One interesting solution I saw for a Windows GUI application was that it logged very detailed tracing information to a "flight recorder" whilst running and then when you shut it down if it had no problems then it simply deleted the file.

If, however it crashed or encountered a problem then the file was not deleted. Either if it catches the error, or the next time it runs it will notice the file, and then it can take action, e.g. compress it (e.g. 7zip) and email it or otherwise make available.

Many systems these days incorporate automated reporting of failures to a central server (after checking with users, e.g. for privacy reasons).


Viewing

Q: What tools to you use for viewing the logs?

A: If you have multiple logs for different reasons then you will use multiple viewers.

Notepad/vi/Notepad++ or any other text editor is the basic for plain text logs.

If you have complex operations, e.g. activities with transfers, then you would, obviously, use a specialized tool like the Service Trace Viewer. (But if you don't need it, then a text editor is easier).

As I generally log high level information to the Windows Event Log, then it provides a quick way to get an overview, in a structured manner (look for the pretty error/warning icons). You only need to start hunting through text files if there is not enough in the log, although at least the log gives you a starting point. (At this point, making sure your logs have co-ordinated entires becomes useful).

Generally the Windows Event Log also makes these significant events available to monitoring tools like MOM or OpenView.

Others --

If you log to a Database it can be easy to filter and sort informatio (e.g. zoom in on a particular activity id. (With text files you can use Grep/PowerShell or similar to filter on the partiular GUID you want)

MS Excel (or another spreadsheet program).

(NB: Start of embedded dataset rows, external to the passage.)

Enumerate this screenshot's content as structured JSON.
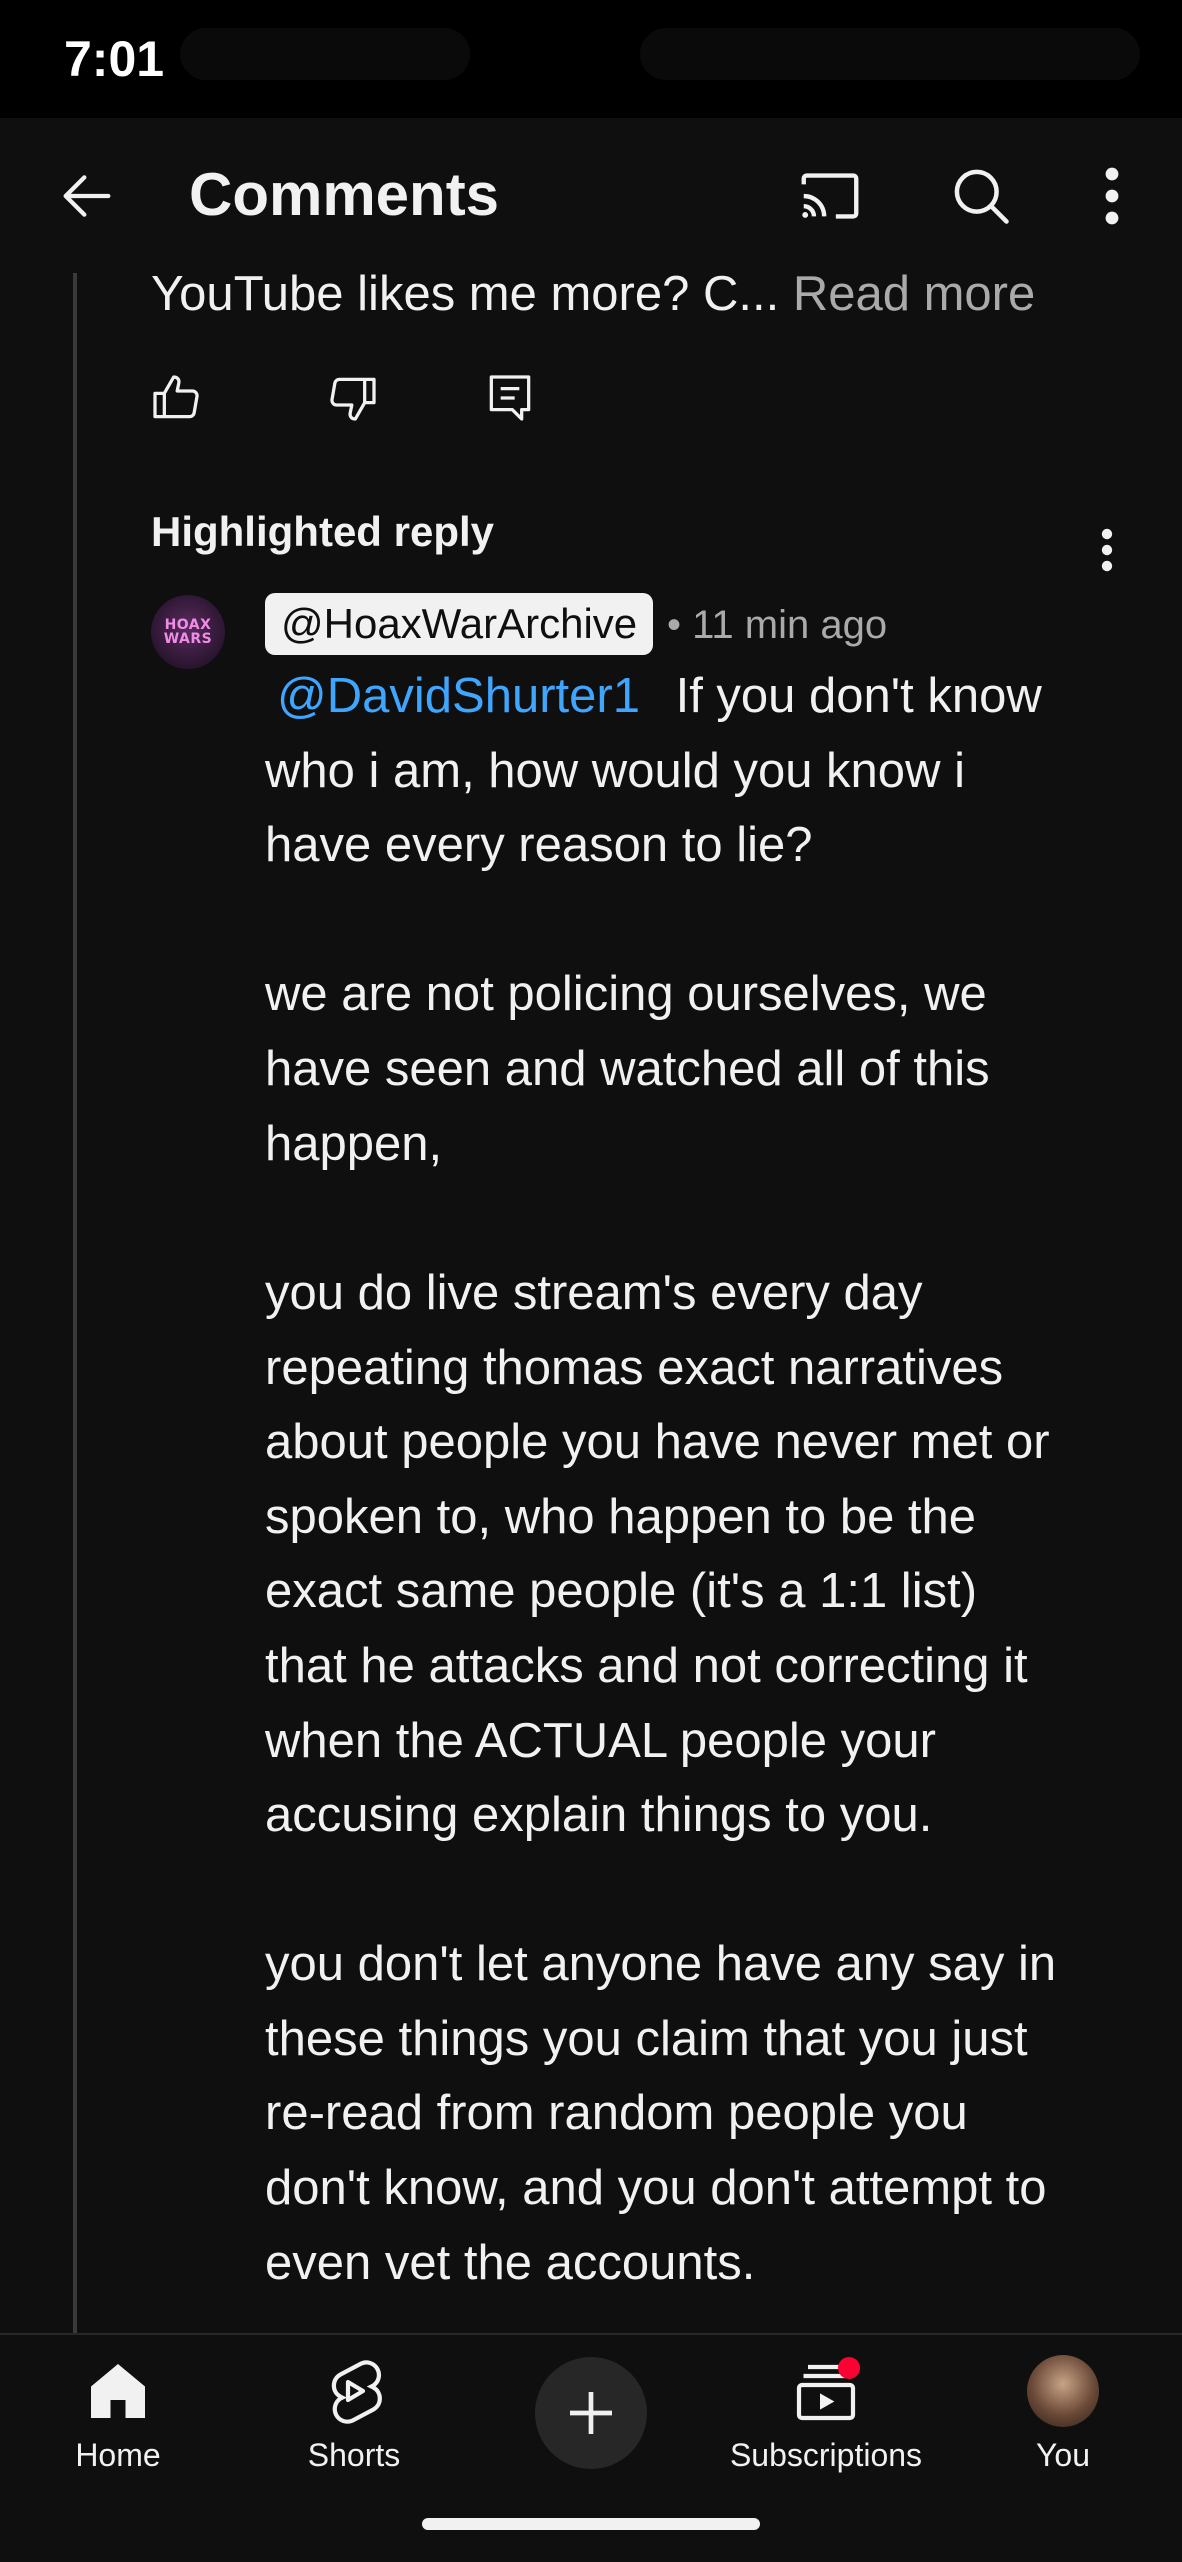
{
  "status_bar": {
    "time": "7:01"
  },
  "header": {
    "title": "Comments"
  },
  "parent_comment": {
    "text_tail": "YouTube likes me more? C...",
    "read_more": "Read more"
  },
  "highlighted": {
    "label": "Highlighted reply",
    "avatar_text": [
      "HOAX",
      "WARS"
    ],
    "handle": "@HoaxWarArchive",
    "time": "• 11 min ago",
    "mention": "@DavidShurter1",
    "lines": [
      "If you don't know",
      "who i am, how would you know i",
      "have every reason to lie?",
      "we are not policing ourselves, we",
      "have seen and watched all of this",
      "happen,",
      "you do live stream's every day",
      "repeating thomas exact narratives",
      "about people you have never met or",
      "spoken to, who happen to be the",
      "exact same people (it's a 1:1 list)",
      "that he attacks and not correcting it",
      "when the ACTUAL people your",
      "accusing explain things to you.",
      "you don't let anyone have any say in",
      "these things you claim that you just",
      "re-read from random people you",
      "don't know, and you don't attempt to",
      "even vet the accounts."
    ]
  },
  "bottom_nav": {
    "home": "Home",
    "shorts": "Shorts",
    "subscriptions": "Subscriptions",
    "you": "You"
  },
  "colors": {
    "background": "#0f0f0f",
    "mention": "#3ea6ff",
    "secondary_text": "#aaaaaa",
    "notification": "#ff0033"
  }
}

This can be useful for analysing structured or semi-structured information if you can import it with the right delimiters so that different values go in different columns.

When running a service in debug/test I usually host it in a console application for simplicity I find a colored console logger useful (e.g. red for errors, yellow for warnings, etc). You need to implement a custom trace listener.

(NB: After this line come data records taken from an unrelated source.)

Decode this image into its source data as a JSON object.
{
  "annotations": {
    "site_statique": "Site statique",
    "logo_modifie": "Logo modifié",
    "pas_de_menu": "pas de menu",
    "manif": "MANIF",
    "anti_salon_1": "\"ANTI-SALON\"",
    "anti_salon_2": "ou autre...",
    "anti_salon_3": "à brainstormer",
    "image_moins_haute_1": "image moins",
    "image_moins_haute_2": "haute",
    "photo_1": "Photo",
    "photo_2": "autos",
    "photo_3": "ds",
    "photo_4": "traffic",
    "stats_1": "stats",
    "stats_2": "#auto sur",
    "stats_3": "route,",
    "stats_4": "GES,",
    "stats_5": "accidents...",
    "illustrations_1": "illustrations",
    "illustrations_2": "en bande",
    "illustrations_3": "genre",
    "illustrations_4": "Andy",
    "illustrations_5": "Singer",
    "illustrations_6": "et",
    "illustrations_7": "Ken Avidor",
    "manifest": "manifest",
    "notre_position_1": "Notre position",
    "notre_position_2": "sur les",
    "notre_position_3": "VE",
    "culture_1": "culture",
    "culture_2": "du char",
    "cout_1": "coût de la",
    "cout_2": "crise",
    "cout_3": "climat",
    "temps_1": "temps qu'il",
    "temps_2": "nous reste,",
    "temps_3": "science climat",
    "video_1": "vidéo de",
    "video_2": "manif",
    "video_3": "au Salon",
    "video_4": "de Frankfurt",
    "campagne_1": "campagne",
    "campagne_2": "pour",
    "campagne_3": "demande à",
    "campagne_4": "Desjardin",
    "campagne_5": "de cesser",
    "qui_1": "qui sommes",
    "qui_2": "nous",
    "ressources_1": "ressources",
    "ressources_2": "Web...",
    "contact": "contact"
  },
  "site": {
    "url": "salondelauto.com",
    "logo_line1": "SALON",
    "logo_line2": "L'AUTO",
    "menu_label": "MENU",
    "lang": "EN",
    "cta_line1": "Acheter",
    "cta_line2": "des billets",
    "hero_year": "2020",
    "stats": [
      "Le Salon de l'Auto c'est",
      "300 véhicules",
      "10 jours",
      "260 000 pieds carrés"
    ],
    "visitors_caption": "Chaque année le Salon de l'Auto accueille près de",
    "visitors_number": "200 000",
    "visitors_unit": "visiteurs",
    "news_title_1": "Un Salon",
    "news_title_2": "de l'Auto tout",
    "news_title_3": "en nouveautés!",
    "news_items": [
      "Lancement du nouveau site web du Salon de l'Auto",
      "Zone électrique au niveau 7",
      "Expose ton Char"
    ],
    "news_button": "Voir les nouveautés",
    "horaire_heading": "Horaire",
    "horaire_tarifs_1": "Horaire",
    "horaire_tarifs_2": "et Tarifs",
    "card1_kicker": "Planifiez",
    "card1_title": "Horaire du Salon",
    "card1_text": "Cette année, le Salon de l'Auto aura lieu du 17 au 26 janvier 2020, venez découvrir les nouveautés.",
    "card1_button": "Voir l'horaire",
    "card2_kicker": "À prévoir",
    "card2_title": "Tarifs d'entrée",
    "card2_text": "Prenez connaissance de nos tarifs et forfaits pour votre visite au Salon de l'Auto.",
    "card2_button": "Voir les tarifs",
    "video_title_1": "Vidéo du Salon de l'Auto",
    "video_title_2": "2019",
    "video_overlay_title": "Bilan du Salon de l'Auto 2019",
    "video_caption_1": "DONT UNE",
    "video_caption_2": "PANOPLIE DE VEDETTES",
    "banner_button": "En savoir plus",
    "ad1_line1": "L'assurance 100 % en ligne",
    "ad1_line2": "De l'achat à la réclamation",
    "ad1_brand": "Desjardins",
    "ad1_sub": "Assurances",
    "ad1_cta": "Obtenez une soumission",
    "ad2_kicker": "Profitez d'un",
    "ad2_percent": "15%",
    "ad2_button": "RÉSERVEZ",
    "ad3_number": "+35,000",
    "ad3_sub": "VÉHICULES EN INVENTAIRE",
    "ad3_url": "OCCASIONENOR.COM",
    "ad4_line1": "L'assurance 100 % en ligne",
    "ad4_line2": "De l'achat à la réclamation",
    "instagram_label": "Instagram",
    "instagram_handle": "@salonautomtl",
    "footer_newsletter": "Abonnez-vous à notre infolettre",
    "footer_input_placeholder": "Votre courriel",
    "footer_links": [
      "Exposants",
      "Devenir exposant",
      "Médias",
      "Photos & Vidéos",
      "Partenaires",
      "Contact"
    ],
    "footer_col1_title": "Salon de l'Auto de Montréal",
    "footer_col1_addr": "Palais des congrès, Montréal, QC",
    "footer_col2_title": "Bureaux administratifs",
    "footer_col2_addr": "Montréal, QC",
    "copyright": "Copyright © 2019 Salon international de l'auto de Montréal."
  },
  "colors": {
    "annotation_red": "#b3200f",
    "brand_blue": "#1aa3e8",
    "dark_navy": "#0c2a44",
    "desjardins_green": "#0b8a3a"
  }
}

Note that the framework does not include a colored console logger or a database logger so, right now, you would need to write these if you need them (it's not too hard).

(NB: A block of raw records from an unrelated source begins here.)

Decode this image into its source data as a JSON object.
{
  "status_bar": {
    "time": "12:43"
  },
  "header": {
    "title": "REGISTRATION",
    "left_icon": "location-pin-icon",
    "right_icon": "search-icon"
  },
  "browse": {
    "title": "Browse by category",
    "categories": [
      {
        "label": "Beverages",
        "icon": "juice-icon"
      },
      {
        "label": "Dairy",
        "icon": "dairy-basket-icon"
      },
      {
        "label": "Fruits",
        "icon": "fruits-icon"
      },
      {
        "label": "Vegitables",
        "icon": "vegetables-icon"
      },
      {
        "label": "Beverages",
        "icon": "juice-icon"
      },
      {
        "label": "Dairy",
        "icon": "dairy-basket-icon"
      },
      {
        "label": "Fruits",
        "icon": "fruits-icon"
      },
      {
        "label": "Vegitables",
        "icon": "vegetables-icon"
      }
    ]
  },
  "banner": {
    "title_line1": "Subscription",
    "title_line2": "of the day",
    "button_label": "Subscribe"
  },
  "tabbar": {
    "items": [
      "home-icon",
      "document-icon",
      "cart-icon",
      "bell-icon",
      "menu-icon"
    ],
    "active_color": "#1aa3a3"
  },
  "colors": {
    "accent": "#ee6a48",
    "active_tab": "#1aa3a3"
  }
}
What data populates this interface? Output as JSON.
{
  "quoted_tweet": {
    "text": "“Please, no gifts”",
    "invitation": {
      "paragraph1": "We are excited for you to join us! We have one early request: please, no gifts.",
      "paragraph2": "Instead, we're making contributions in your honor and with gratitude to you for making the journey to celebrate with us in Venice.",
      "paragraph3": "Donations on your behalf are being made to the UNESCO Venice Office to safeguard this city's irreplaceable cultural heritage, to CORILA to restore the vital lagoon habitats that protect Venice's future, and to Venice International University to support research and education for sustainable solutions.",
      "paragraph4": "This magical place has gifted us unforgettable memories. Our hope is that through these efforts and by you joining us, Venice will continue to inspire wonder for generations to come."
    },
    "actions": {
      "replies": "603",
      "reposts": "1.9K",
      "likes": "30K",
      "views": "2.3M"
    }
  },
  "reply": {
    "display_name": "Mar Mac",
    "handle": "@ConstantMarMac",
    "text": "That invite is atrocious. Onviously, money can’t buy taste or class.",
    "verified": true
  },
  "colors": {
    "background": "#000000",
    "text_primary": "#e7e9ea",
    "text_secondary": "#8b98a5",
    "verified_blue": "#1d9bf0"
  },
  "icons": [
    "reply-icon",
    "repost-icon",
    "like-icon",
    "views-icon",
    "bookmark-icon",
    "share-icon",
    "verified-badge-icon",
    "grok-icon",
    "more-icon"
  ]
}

It really annoys me that several frameworks (log4net, EntLib, etc) have wasted time re-inventing the wheel and re-implemented basic logging, filtering, and logging to text files, the Windows Event Log, and XML files, each in their own different way (log statements are different in each); each has then implemented their own version of, for example, a database logger, when most of that already existed and all that was needed was a couple more trace listeners for System.Diagnostics. Talk about a big waste of duplicate effort.

Q: If you are building an ASP.NET solution, do you also use ASP.NET Health Monitoring? Do you include trace output in the health monitor events? What about Trace.axd?

These things can be turned on/off as needed. I find Trace.axd quite useful for debugging how a server responds to certain things, but it's not generally useful in a heavily used environment or for long term tracing.

Q: What about custom performance counters?

For a professional application, especially a server/service, I expect to see it fully instrumented with both Performance Monitor counters and logging to the Windows Event Log. These are the standard tools in Windows and should be used.

You need to make sure you include installers for the performance counters and event logs that you use; these should be created at installation time (when installing as administrator). When your application is running normally it should not need have administration privileges (and so won't be able to create missing logs).

This is a good reason to practice developing as a non-administrator (have a separate admin account for when you need to install services, etc). If writing to the Event Log, .NET will automatically create a missing log the first time you write to it; if you develop as a non-admin you will catch this early and avoid a nasty surprise when a customer installs your system and then can't use it because they aren't running as administrator.